All the stuff we used to look forward to — dinner out with friends, the beach vacation, date night — we don’t have those things anymore.
Looking forward to things used to provide a driving force. We used to say things like “I can’t wait until…”. And then we’d power through the hard stuff to get to the good stuff.
“Just two more weeks of work to get through before I’m on the beach with a margarita…”
“Just 2 more hours of work and I’ll be out to dinner with my best friend…”
Looking forward helps us to break up the monotony. When we look forward we feel forward motion. We feel optimistic. In fact, studies have shown that we often experience more pleasure anticipating an event than in remembering the actual event.
But we’ve stopped saying “I’m looking forward to”. Because we’ve learned the hard way that there’s no certainty. That dates shift.
Remember back in March when we thought we’d be at home for a few weeks? The dates kept being pushed out until, eventually, no timelines were given. We don’t give ourselves false hope anymore because we’ve learned it’s too painful.
NYC public schools opened last week, after months of shifting start dates, to be shut down within just a few days in many zip codes.
We’ve had to get used to the not knowing and the constant change and it’s left us a bit scarred.
We are all both the kid asking, over and over, in the back seat of the car “Are we there yet?” and the parent saying “We’ll get there when we get there.”
But we can adjust our definition of “looking forward”.
After all, we are becoming masters of the pivot. And we can use our newfound skills here too. So, let’s shift from looking forward in an abstract way, to when this will all be over (because who knows?), to a more concrete, realistic and actionable method.
No, you don’t know when your next vacation will be. But, you can make a conscious effort to ensure you’ve still got stuff to look forward to, even if it’s all in your house.
Here are some of the things that I look forward too. And I hope these examples can help you to come up with a list of things in your life that you can reframe as “something to look forward to” or even start something new:
- Evenings – I choose a stopping time for work each day. After that, my time is for me and my family. It’s something to look forward to daily.
- Weekends – I look forward to that moment when I set my “out of office” reply to let everyone know I’m not checking email on the weekend and will get back to them next week.
- Family movie night – We make a big deal of it. The kids get mocktails and we get cocktails. We have fun snacks that we don’t eat at any other time (like chips).
- Family “show” night – You know, where we watch TV together instead of a movie 🙂 Right now, we’re watching Community (a rewatch for us, and new to the kids).

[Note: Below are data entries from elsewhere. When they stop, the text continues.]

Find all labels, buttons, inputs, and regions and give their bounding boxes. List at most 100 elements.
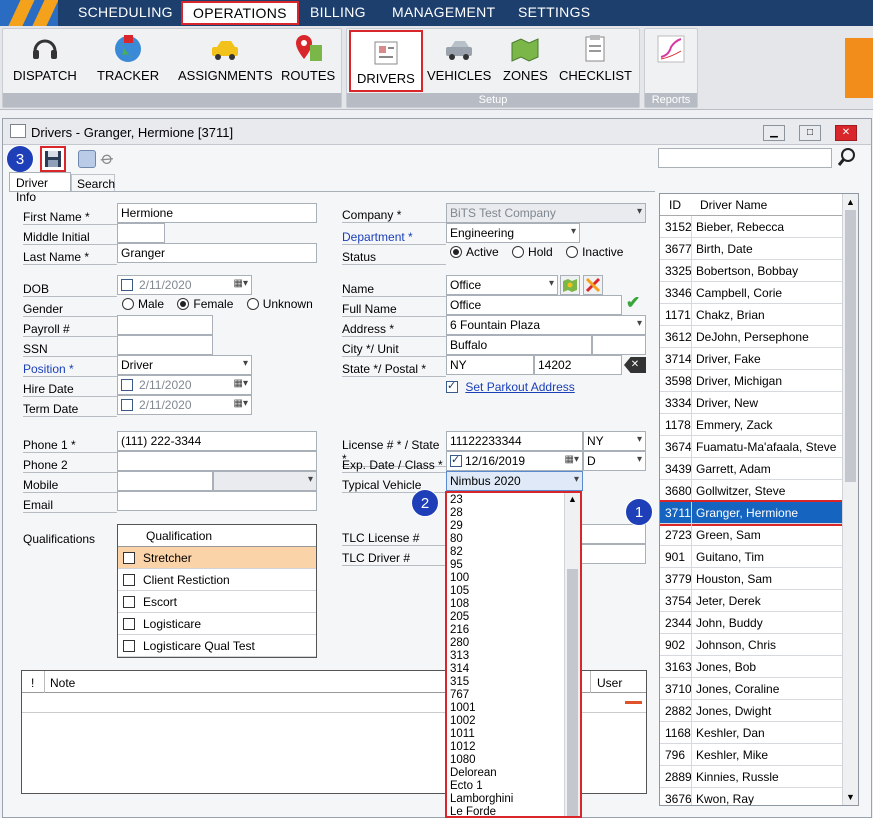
- hire-date-field[interactable]: 2/11/2020 ▦▾: [117, 375, 252, 395]
- menu-operations[interactable]: OPERATIONS: [181, 1, 299, 25]
- license-class-select[interactable]: D ▾: [583, 451, 646, 471]
- vehicle-option[interactable]: 29: [450, 520, 463, 533]
- vehicle-option[interactable]: Le Forde: [450, 806, 496, 816]
- driver-row[interactable]: 3334 Driver, New: [660, 392, 842, 414]
- close-button[interactable]: ✕: [835, 125, 857, 141]
- company-select[interactable]: BiTS Test Company ▾: [446, 203, 646, 223]
- dob-checkbox[interactable]: [121, 279, 133, 291]
- menu-management[interactable]: MANAGEMENT: [392, 4, 495, 20]
- license-field[interactable]: 11122233344: [446, 431, 583, 451]
- driver-row[interactable]: 3163 Jones, Bob: [660, 656, 842, 678]
- tracker-button[interactable]: TRACKER: [97, 33, 159, 83]
- driver-row[interactable]: 3674 Fuamatu-Ma'afaala, Steve: [660, 436, 842, 458]
- vehicle-option[interactable]: 108: [450, 598, 469, 611]
- vehicle-option[interactable]: 216: [450, 624, 469, 637]
- qualification-checkbox[interactable]: [123, 552, 135, 564]
- payroll-field[interactable]: [117, 315, 213, 335]
- mobile-carrier-select[interactable]: ▾: [213, 471, 317, 491]
- dob-field[interactable]: 2/11/2020 ▦▾: [117, 275, 252, 295]
- search-icon[interactable]: [836, 146, 858, 171]
- vehicle-option[interactable]: 95: [450, 559, 463, 572]
- middle-initial-field[interactable]: [117, 223, 165, 243]
- geocode-icon[interactable]: [583, 275, 603, 295]
- ssn-field[interactable]: [117, 335, 213, 355]
- vehicle-option[interactable]: 280: [450, 637, 469, 650]
- full-name-field[interactable]: Office: [446, 295, 622, 315]
- calendar-icon[interactable]: ▦▾: [565, 454, 579, 465]
- routes-button[interactable]: ROUTES: [281, 33, 335, 83]
- menu-settings[interactable]: SETTINGS: [518, 4, 590, 20]
- scroll-up-icon[interactable]: ▲: [846, 197, 855, 207]
- driver-row[interactable]: 3676 Kwon, Ray: [660, 788, 842, 805]
- assignments-button[interactable]: ASSIGNMENTS: [178, 33, 273, 83]
- vehicle-option[interactable]: 767: [450, 689, 469, 702]
- search-input[interactable]: [658, 148, 832, 168]
- email-field[interactable]: [117, 491, 317, 511]
- dispatch-button[interactable]: DISPATCH: [13, 33, 77, 83]
- phone2-field[interactable]: [117, 451, 317, 471]
- driver-row[interactable]: 796 Keshler, Mike: [660, 744, 842, 766]
- vehicles-button[interactable]: VEHICLES: [427, 33, 491, 83]
- exp-date-checkbox[interactable]: [450, 453, 462, 467]
- driver-row[interactable]: 3677 Birth, Date: [660, 238, 842, 260]
- qualification-checkbox[interactable]: [123, 596, 135, 608]
- scroll-thumb[interactable]: [845, 210, 856, 482]
- checklist-button[interactable]: CHECKLIST: [559, 33, 632, 83]
- department-select[interactable]: Engineering ▾: [446, 223, 580, 243]
- zones-button[interactable]: ZONES: [503, 33, 548, 83]
- position-select[interactable]: Driver ▾: [117, 355, 252, 375]
- qualification-row[interactable]: Client Restiction: [118, 569, 316, 591]
- reports-button[interactable]: [655, 33, 687, 68]
- vehicle-option[interactable]: 313: [450, 650, 469, 663]
- typical-vehicle-select[interactable]: Nimbus 2020 ▾: [446, 471, 583, 491]
- driver-row[interactable]: 2889 Kinnies, Russle: [660, 766, 842, 788]
- driver-row[interactable]: 2882 Jones, Dwight: [660, 700, 842, 722]
- calendar-icon[interactable]: ▦▾: [234, 278, 248, 289]
- vehicle-option[interactable]: 23: [450, 494, 463, 507]
- city-field[interactable]: Buffalo: [446, 335, 592, 355]
- driver-row[interactable]: 3439 Garrett, Adam: [660, 458, 842, 480]
- delete-note-icon[interactable]: [625, 701, 642, 704]
- status-hold-radio[interactable]: [512, 246, 525, 258]
- driver-row[interactable]: 901 Guitano, Tim: [660, 546, 842, 568]
- calendar-icon[interactable]: ▦▾: [234, 378, 248, 389]
- maximize-button[interactable]: □: [799, 125, 821, 141]
- tab-search[interactable]: Search: [71, 174, 115, 192]
- vehicle-option[interactable]: 1011: [450, 728, 475, 741]
- vehicle-option[interactable]: 1001: [450, 702, 476, 715]
- driver-row[interactable]: 1171 Chakz, Brian: [660, 304, 842, 326]
- driver-row[interactable]: 3346 Campbell, Corie: [660, 282, 842, 304]
- typical-vehicle-dropdown[interactable]: Le Forde Lamborghini Ecto 1 Delorean 1080 101…: [445, 491, 582, 818]
- qualification-checkbox[interactable]: [123, 640, 135, 652]
- license-state-select[interactable]: NY ▾: [583, 431, 646, 451]
- dropdown-scrollbar[interactable]: ▲: [564, 493, 580, 816]
- hire-date-checkbox[interactable]: [121, 379, 133, 391]
- vehicle-option[interactable]: 205: [450, 611, 469, 624]
- vehicle-option[interactable]: Delorean: [450, 767, 497, 780]
- phone1-field[interactable]: (111) 222-3344: [117, 431, 317, 451]
- last-name-field[interactable]: Granger: [117, 243, 317, 263]
- vehicle-option[interactable]: 80: [450, 533, 463, 546]
- gender-female-radio[interactable]: [177, 298, 190, 310]
- vehicle-option[interactable]: 82: [450, 546, 463, 559]
- vehicle-option[interactable]: 314: [450, 663, 469, 676]
- driver-row[interactable]: 2723 Green, Sam: [660, 524, 842, 546]
- status-inactive-radio[interactable]: [566, 246, 579, 258]
- qualification-row[interactable]: Logisticare Qual Test: [118, 635, 316, 657]
- vehicle-option[interactable]: 28: [450, 507, 463, 520]
- first-name-field[interactable]: Hermione: [117, 203, 317, 223]
- gender-unknown-radio[interactable]: [246, 298, 259, 310]
- driver-row[interactable]: 1168 Keshler, Dan: [660, 722, 842, 744]
- driver-row[interactable]: 3612 DeJohn, Persephone: [660, 326, 842, 348]
- driver-list-scrollbar[interactable]: ▲ ▼: [842, 194, 858, 805]
- driver-row[interactable]: 2344 John, Buddy: [660, 612, 842, 634]
- driver-row[interactable]: 3779 Houston, Sam: [660, 568, 842, 590]
- scroll-up-icon[interactable]: ▲: [568, 494, 577, 504]
- address-name-select[interactable]: Office ▾: [446, 275, 558, 295]
- qualification-checkbox[interactable]: [123, 618, 135, 630]
- scroll-thumb[interactable]: [567, 569, 578, 816]
- driver-row[interactable]: 3598 Driver, Michigan: [660, 370, 842, 392]
- calendar-icon[interactable]: ▦▾: [234, 398, 248, 409]
- qualification-row[interactable]: Stretcher: [118, 547, 316, 569]
- save-button[interactable]: [40, 146, 66, 172]
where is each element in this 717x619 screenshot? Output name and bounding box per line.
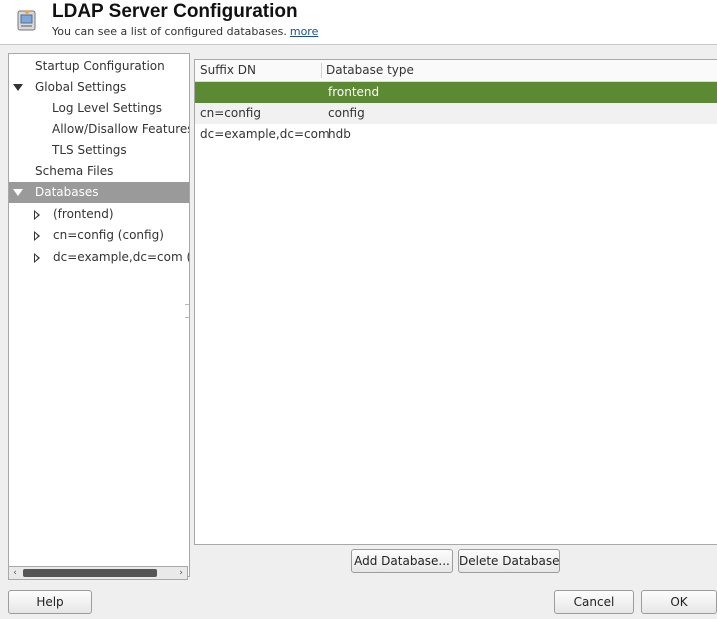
tree-item-label: Startup Configuration [35,59,165,73]
navigation-tree: Startup Configuration Global Settings Lo… [8,53,190,577]
panel-splitter[interactable] [185,304,189,318]
collapsed-arrow-icon[interactable] [34,253,40,263]
more-link[interactable]: more [290,25,319,38]
main-area: Startup Configuration Global Settings Lo… [0,44,717,619]
ok-button[interactable]: OK [641,590,717,614]
tree-horizontal-scrollbar[interactable]: ‹ › [8,566,188,580]
cell-database-type: frontend [328,85,380,99]
cell-database-type: hdb [328,127,351,141]
tree-item-label: Global Settings [35,80,127,94]
tree-item-label: Log Level Settings [52,101,162,115]
collapsed-arrow-icon[interactable] [34,231,40,241]
tree-item-frontend[interactable]: (frontend) [9,204,189,225]
page-title: LDAP Server Configuration [52,1,298,22]
column-header-suffix-dn[interactable]: Suffix DN [200,60,256,81]
tree-item-dc-example[interactable]: dc=example,dc=com (h [9,247,189,268]
tree-item-label: Databases [35,185,99,199]
tree-item-log-level-settings[interactable]: Log Level Settings [9,98,189,119]
tree-item-allow-disallow-features[interactable]: Allow/Disallow Features [9,119,189,140]
delete-database-button[interactable]: Delete Database [458,549,560,573]
tree-item-label: Schema Files [35,164,114,178]
expanded-arrow-icon[interactable] [13,189,23,196]
table-header: Suffix DN Database type [195,60,717,82]
tree-item-label: cn=config (config) [53,228,164,242]
ldap-server-icon [17,10,36,31]
column-divider[interactable] [321,63,322,78]
tree-item-label: Allow/Disallow Features [52,122,190,136]
tree-item-startup-configuration[interactable]: Startup Configuration [9,56,189,77]
tree-item-databases[interactable]: Databases [9,182,189,203]
tree-item-label: dc=example,dc=com (h [53,250,190,264]
tree-item-schema-files[interactable]: Schema Files [9,161,189,182]
column-header-database-type[interactable]: Database type [326,60,414,81]
add-database-button[interactable]: Add Database... [351,549,453,573]
cell-suffix-dn: dc=example,dc=com [200,127,330,141]
databases-table: Suffix DN Database type frontend cn=conf… [194,59,717,545]
cancel-button[interactable]: Cancel [554,590,634,614]
scroll-left-arrow-icon[interactable]: ‹ [9,567,21,579]
scrollbar-thumb[interactable] [23,569,157,577]
tree-item-label: (frontend) [53,207,114,221]
tree-item-tls-settings[interactable]: TLS Settings [9,140,189,161]
scroll-right-arrow-icon[interactable]: › [175,567,187,579]
cell-suffix-dn: cn=config [200,106,261,120]
cell-database-type: config [328,106,365,120]
tree-item-label: TLS Settings [52,143,127,157]
table-row[interactable]: frontend [195,82,717,103]
tree-item-global-settings[interactable]: Global Settings [9,77,189,98]
tree-item-cn-config[interactable]: cn=config (config) [9,225,189,246]
expanded-arrow-icon[interactable] [13,84,23,91]
table-row[interactable]: cn=config config [195,103,717,124]
collapsed-arrow-icon[interactable] [34,210,40,220]
page-subtitle: You can see a list of configured databas… [52,25,318,38]
dialog-header: LDAP Server Configuration You can see a … [0,0,717,44]
help-button[interactable]: Help [8,590,92,614]
subtitle-text: You can see a list of configured databas… [52,25,287,38]
table-row[interactable]: dc=example,dc=com hdb [195,124,717,145]
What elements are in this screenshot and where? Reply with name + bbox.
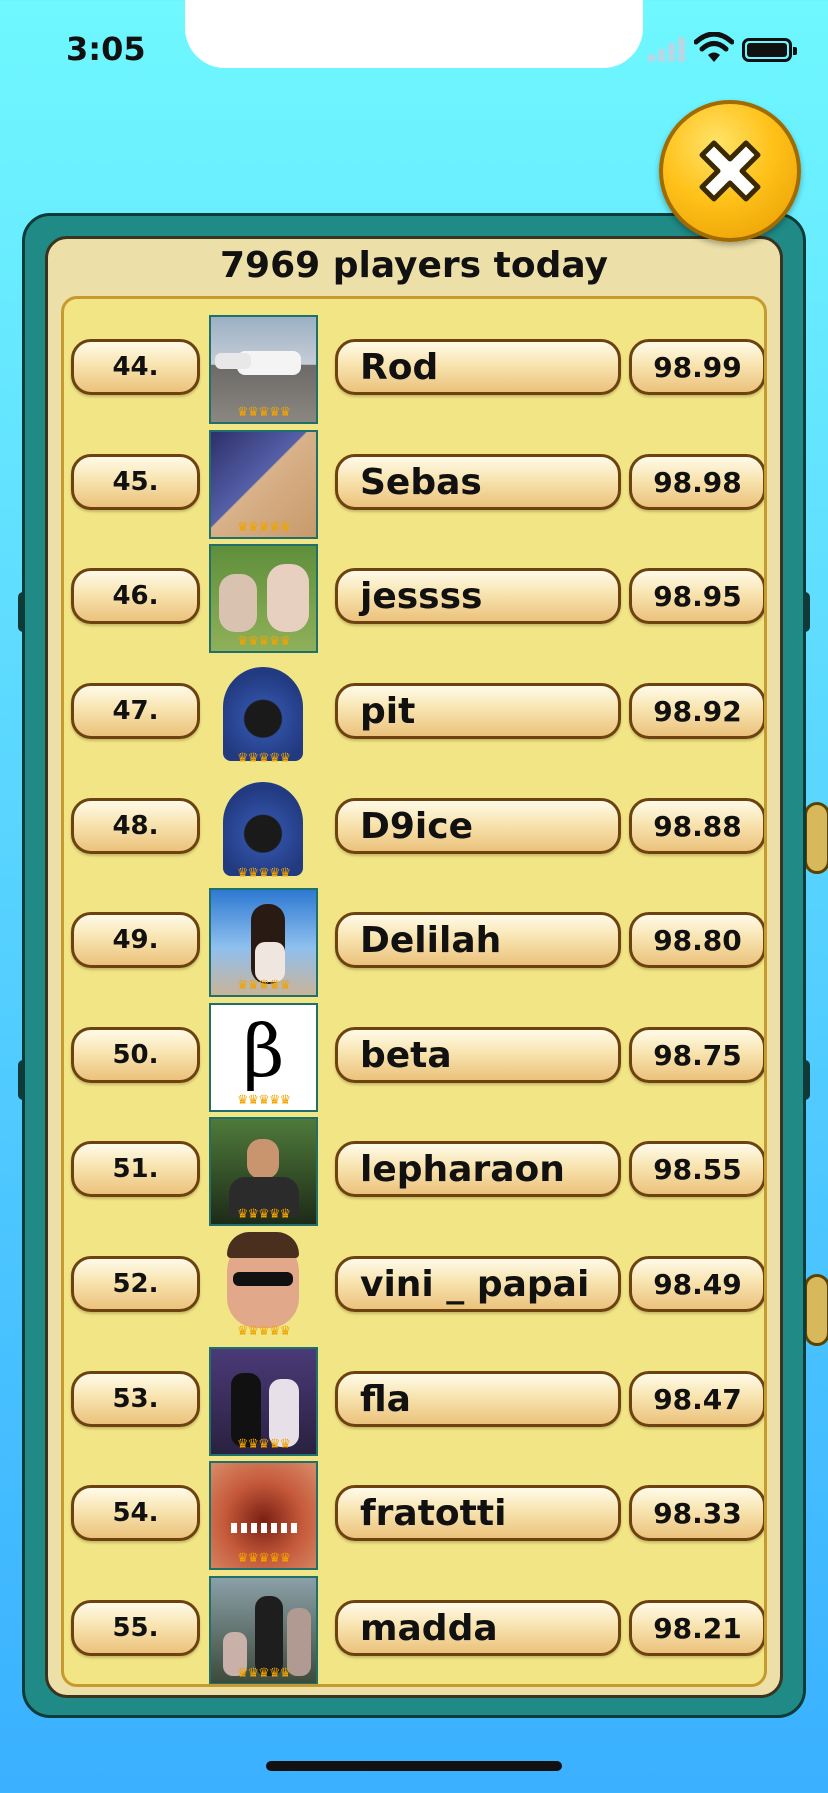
- player-name[interactable]: fla: [335, 1371, 621, 1427]
- player-avatar[interactable]: ♛♛♛♛♛: [209, 1576, 318, 1684]
- rank-label: 55.: [71, 1600, 200, 1656]
- player-name[interactable]: pit: [335, 683, 621, 739]
- leaderboard-panel: 7969 players today 44. ♛♛♛♛♛ Rod 98.99 45. ♛♛…: [22, 213, 806, 1718]
- leaderboard-row[interactable]: 55. ♛♛♛♛♛ madda 98.21: [64, 1576, 764, 1684]
- player-score: 98.55: [629, 1141, 764, 1197]
- status-bar: 3:05: [0, 0, 828, 100]
- player-score: 98.49: [629, 1256, 764, 1312]
- frame-knob: [804, 1274, 828, 1346]
- rank-label: 54.: [71, 1485, 200, 1541]
- player-score: 98.21: [629, 1600, 764, 1656]
- frame-knob: [804, 802, 828, 874]
- player-avatar[interactable]: ♛♛♛♛♛: [209, 1347, 318, 1456]
- player-name[interactable]: D9ice: [335, 798, 621, 854]
- player-score: 98.47: [629, 1371, 764, 1427]
- player-name[interactable]: Sebas: [335, 454, 621, 510]
- rank-label: 45.: [71, 454, 200, 510]
- player-name[interactable]: Rod: [335, 339, 621, 395]
- crown-icons: ♛♛♛♛♛: [236, 1207, 291, 1222]
- rank-label: 50.: [71, 1027, 200, 1083]
- players-today-title: 7969 players today: [220, 245, 608, 286]
- player-avatar[interactable]: ♛♛♛♛♛: [209, 544, 318, 653]
- close-button[interactable]: [659, 100, 801, 242]
- rank-label: 46.: [71, 568, 200, 624]
- crown-icons: ♛♛♛♛♛: [236, 1437, 291, 1452]
- crown-icons: ♛♛♛♛♛: [236, 1324, 291, 1339]
- leaderboard-row[interactable]: 49. ♛♛♛♛♛ Delilah 98.80: [64, 888, 764, 1002]
- player-score: 98.75: [629, 1027, 764, 1083]
- player-score: 98.33: [629, 1485, 764, 1541]
- player-name[interactable]: Delilah: [335, 912, 621, 968]
- close-icon: [699, 140, 761, 202]
- player-avatar[interactable]: β ♛♛♛♛♛: [209, 1003, 318, 1112]
- player-name[interactable]: madda: [335, 1600, 621, 1656]
- crown-icons: ♛♛♛♛♛: [236, 405, 291, 420]
- player-score: 98.80: [629, 912, 764, 968]
- player-name[interactable]: beta: [335, 1027, 621, 1083]
- player-name[interactable]: vini _ papai: [335, 1256, 621, 1312]
- crown-icons: ♛♛♛♛♛: [236, 1093, 291, 1108]
- player-score: 98.99: [629, 339, 764, 395]
- battery-icon: [742, 38, 797, 62]
- player-name[interactable]: lepharaon: [335, 1141, 621, 1197]
- leaderboard-row[interactable]: 53. ♛♛♛♛♛ fla 98.47: [64, 1347, 764, 1461]
- player-avatar[interactable]: ♛♛♛♛♛: [209, 315, 318, 424]
- rank-label: 48.: [71, 798, 200, 854]
- rank-label: 44.: [71, 339, 200, 395]
- home-indicator[interactable]: [266, 1761, 562, 1771]
- player-name[interactable]: fratotti: [335, 1485, 621, 1541]
- player-avatar[interactable]: ♛♛♛♛♛: [209, 1117, 318, 1226]
- player-score: 98.98: [629, 454, 764, 510]
- cellular-signal-icon: [648, 36, 688, 62]
- player-avatar[interactable]: ♛♛♛♛♛: [209, 774, 318, 883]
- leaderboard-list[interactable]: 44. ♛♛♛♛♛ Rod 98.99 45. ♛♛♛♛♛ Sebas 98.98 46. ♛♛♛…: [61, 296, 767, 1687]
- player-avatar[interactable]: ♛♛♛♛♛: [209, 1461, 318, 1570]
- leaderboard-row[interactable]: 47. ♛♛♛♛♛ pit 98.92: [64, 659, 764, 773]
- rank-label: 53.: [71, 1371, 200, 1427]
- device-notch: [185, 0, 643, 68]
- rank-label: 52.: [71, 1256, 200, 1312]
- player-score: 98.92: [629, 683, 764, 739]
- leaderboard-row[interactable]: 52. ♛♛♛♛♛ vini _ papai 98.49: [64, 1232, 764, 1346]
- leaderboard-row[interactable]: 50. β ♛♛♛♛♛ beta 98.75: [64, 1003, 764, 1117]
- crown-icons: ♛♛♛♛♛: [236, 1551, 291, 1566]
- leaderboard-row[interactable]: 48. ♛♛♛♛♛ D9ice 98.88: [64, 774, 764, 888]
- player-avatar[interactable]: ♛♛♛♛♛: [209, 1232, 318, 1341]
- player-avatar[interactable]: ♛♛♛♛♛: [209, 888, 318, 997]
- crown-icons: ♛♛♛♛♛: [236, 978, 291, 993]
- leaderboard-row[interactable]: 45. ♛♛♛♛♛ Sebas 98.98: [64, 430, 764, 544]
- crown-icons: ♛♛♛♛♛: [236, 634, 291, 649]
- player-score: 98.95: [629, 568, 764, 624]
- player-avatar[interactable]: ♛♛♛♛♛: [209, 430, 318, 539]
- leaderboard-row[interactable]: 51. ♛♛♛♛♛ lepharaon 98.55: [64, 1117, 764, 1231]
- leaderboard-row[interactable]: 54. ♛♛♛♛♛ fratotti 98.33: [64, 1461, 764, 1575]
- wifi-icon: [694, 32, 734, 62]
- crown-icons: ♛♛♛♛♛: [236, 1666, 291, 1681]
- crown-icons: ♛♛♛♛♛: [236, 520, 291, 535]
- player-avatar[interactable]: ♛♛♛♛♛: [209, 659, 318, 768]
- player-name[interactable]: jessss: [335, 568, 621, 624]
- leaderboard-row[interactable]: 46. ♛♛♛♛♛ jessss 98.95: [64, 544, 764, 658]
- leaderboard-inner-panel: 7969 players today 44. ♛♛♛♛♛ Rod 98.99 45. ♛♛…: [45, 236, 783, 1698]
- status-time: 3:05: [66, 30, 146, 68]
- rank-label: 49.: [71, 912, 200, 968]
- crown-icons: ♛♛♛♛♛: [236, 751, 291, 766]
- rank-label: 47.: [71, 683, 200, 739]
- player-score: 98.88: [629, 798, 764, 854]
- rank-label: 51.: [71, 1141, 200, 1197]
- crown-icons: ♛♛♛♛♛: [236, 866, 291, 881]
- leaderboard-row[interactable]: 44. ♛♛♛♛♛ Rod 98.99: [64, 315, 764, 429]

- Regular virtual happy hours with assorted groups (family of origin, cousins, college friends, former work colleagues)
- Virtual book clubs – I’ve got two of them. And we’re having them even more frequently now.
- Favorite podcasts – For whatever reason, all my favorites have new episodes on Thursdays; I wake up Thursdays excited to download them.
Looking forward can help us to maintain productivity and balance.
If you find yourself thinking “what difference does it make if I do this project right now, I can always work on it later tonight” then you might find yourself in a situation where you are both procrastinating AND working all the time.
If you have something to look forward to, you’ll put in the work now, so you can enjoy yourself later without guilt.
It’ll stop feeling like one, big slog. And you’ll be making progress. It’s a virtuous cycle.